I feel like the time has accelerated these days and days are blending one with another. That might be the shortest nine months of my life.
We've made it through about 180 days already. It's been a very turbulent time but things are looking up for us and I'm getting more and more comfortable with the thought that I will be a mom. Sure, I still have no idea what the future holds but as long as we are both healthy, I believe everything is possible. I have lots of support from people from all over the place and I support myself as well.
We are entering the third trimester today. I'm going to see the doctor today and see Her as well. I haven't chosen the name yet and it seems like such a difficult task. There are thousands of those names that I like and I'm lost in them. Perhaps, I will know what to call her once she is out.
As the labor date approaches, I'm getting more and more anxious about it. Soon I will have a meeting with a doula who lives in Bangkok and who kindly offered me her help in introducing me to the labor proceedings. It's scary. Words like dilation are new to me, they sound quite scary , unfamiliar and quite painful. I take some comfort in thinking that so many women before me have done it and survived but I'm not sure if I fully understand what is going to happen and how it's going to hurt. Oh well, soon enough I will know.
I still have three moths to go. Three months of a mental and physical preparation. Mentally, I'm coaching myself in thinking that things will work out - I have resources, I have myself and good people around me - a necessary combination of things. I want to make it happen for her and for myself. My life doesn't finish in September - it's a new opening. Physically, I train and exercise as much as possible. Thankfully, my body feels fit and strong, and I really hope it will stay like this till the very day of the delivery. I'm very consistent with my food and diet, which makes my very proud of myself. I know how to look after myself, I know what I need and hopefully I will know what my daughter will need in physically and mentally.

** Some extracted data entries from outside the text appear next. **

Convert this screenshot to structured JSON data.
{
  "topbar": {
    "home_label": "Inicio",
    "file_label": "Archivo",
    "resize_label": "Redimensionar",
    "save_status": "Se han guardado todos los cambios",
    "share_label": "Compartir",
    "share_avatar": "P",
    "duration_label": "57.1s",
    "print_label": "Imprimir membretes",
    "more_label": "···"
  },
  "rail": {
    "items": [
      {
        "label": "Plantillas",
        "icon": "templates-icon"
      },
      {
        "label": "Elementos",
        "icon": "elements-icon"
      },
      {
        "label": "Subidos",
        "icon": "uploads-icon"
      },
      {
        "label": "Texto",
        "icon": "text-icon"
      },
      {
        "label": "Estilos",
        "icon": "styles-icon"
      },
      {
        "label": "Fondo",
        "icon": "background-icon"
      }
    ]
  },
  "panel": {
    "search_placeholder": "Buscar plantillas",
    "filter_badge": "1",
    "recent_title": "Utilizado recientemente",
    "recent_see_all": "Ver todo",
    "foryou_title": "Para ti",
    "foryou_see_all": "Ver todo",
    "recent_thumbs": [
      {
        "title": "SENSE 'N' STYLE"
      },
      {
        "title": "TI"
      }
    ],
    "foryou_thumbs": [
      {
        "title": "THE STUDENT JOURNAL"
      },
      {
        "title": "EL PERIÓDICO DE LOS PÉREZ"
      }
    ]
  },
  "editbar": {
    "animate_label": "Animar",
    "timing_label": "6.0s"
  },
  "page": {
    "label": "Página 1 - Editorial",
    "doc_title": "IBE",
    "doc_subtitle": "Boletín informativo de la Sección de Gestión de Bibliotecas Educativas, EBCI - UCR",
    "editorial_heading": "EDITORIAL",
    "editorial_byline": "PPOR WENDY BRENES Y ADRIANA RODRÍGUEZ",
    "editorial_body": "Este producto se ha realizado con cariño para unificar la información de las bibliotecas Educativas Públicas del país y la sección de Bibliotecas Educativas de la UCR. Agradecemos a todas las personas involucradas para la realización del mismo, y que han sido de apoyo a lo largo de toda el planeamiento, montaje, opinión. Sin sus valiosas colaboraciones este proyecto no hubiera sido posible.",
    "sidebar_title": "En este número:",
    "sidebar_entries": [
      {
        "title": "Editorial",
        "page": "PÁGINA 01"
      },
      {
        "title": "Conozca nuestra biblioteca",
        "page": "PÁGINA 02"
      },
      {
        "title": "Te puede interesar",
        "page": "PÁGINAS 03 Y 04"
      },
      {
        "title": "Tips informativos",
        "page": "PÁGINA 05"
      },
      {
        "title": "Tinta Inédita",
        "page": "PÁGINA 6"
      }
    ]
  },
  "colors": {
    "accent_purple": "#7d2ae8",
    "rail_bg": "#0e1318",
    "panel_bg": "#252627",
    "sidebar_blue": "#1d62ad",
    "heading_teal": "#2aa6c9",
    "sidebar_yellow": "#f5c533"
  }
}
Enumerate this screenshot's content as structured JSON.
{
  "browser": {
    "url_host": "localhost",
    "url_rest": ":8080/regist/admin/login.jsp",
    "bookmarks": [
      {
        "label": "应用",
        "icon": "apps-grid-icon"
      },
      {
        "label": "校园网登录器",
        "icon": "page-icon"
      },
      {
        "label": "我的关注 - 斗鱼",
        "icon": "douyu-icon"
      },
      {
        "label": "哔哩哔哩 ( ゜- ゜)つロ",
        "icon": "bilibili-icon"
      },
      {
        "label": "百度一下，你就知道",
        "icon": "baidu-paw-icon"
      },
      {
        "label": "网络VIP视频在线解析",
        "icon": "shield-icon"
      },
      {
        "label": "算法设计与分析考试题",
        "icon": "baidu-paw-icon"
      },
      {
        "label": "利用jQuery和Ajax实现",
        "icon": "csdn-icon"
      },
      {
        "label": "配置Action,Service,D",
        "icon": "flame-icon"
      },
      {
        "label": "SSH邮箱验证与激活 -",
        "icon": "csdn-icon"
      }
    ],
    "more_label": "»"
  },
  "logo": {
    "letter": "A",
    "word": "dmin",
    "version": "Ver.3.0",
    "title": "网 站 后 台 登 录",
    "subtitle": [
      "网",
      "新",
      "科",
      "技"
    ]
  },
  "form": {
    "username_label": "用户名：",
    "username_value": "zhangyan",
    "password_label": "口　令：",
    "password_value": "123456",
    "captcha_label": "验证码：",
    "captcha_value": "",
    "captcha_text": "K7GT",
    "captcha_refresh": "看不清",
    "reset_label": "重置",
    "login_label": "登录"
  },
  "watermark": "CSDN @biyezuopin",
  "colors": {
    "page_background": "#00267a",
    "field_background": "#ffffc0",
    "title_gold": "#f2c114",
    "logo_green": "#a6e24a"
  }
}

And it's all going to materialize in three months. 90 days. Bring it on!!!
It's absolutely incredible thinking that there is another person living inside me. She is already a person who now needs some time and space to grow. She is already programmed in many ways, it's already determined, for example, how many ovaries she will produce in her life time. AMAZING!
She is getting stronger and more mobile each day. Yesterday, for the first time, she moves so much that actually my belly moved with her movements. They are not very potent moves but already visible. She is climbing my uterus walls. I just thin how uncomfortable it must be there in this cavity full of liquid, dark... brrrr. Coming out will be truly a liberating experience. She will be finally able to stretch her little limbs and move around. I'm sure I'm presenting my very limited perspective on being there - too bad she will never be able to tell me how it was and if she actually liked residing in me. Be my guest! Well, it's a Polish custom to be hospitable and so I try to host her as well as I can. I give her good food, I serve her music in a variety of languages, we are learning new things each day about the world and about each other. Too bad she will not remember these things. I will. And the Internet will and people who have been with us all this time.
She, she, she... She is her separate internal life. Incredible.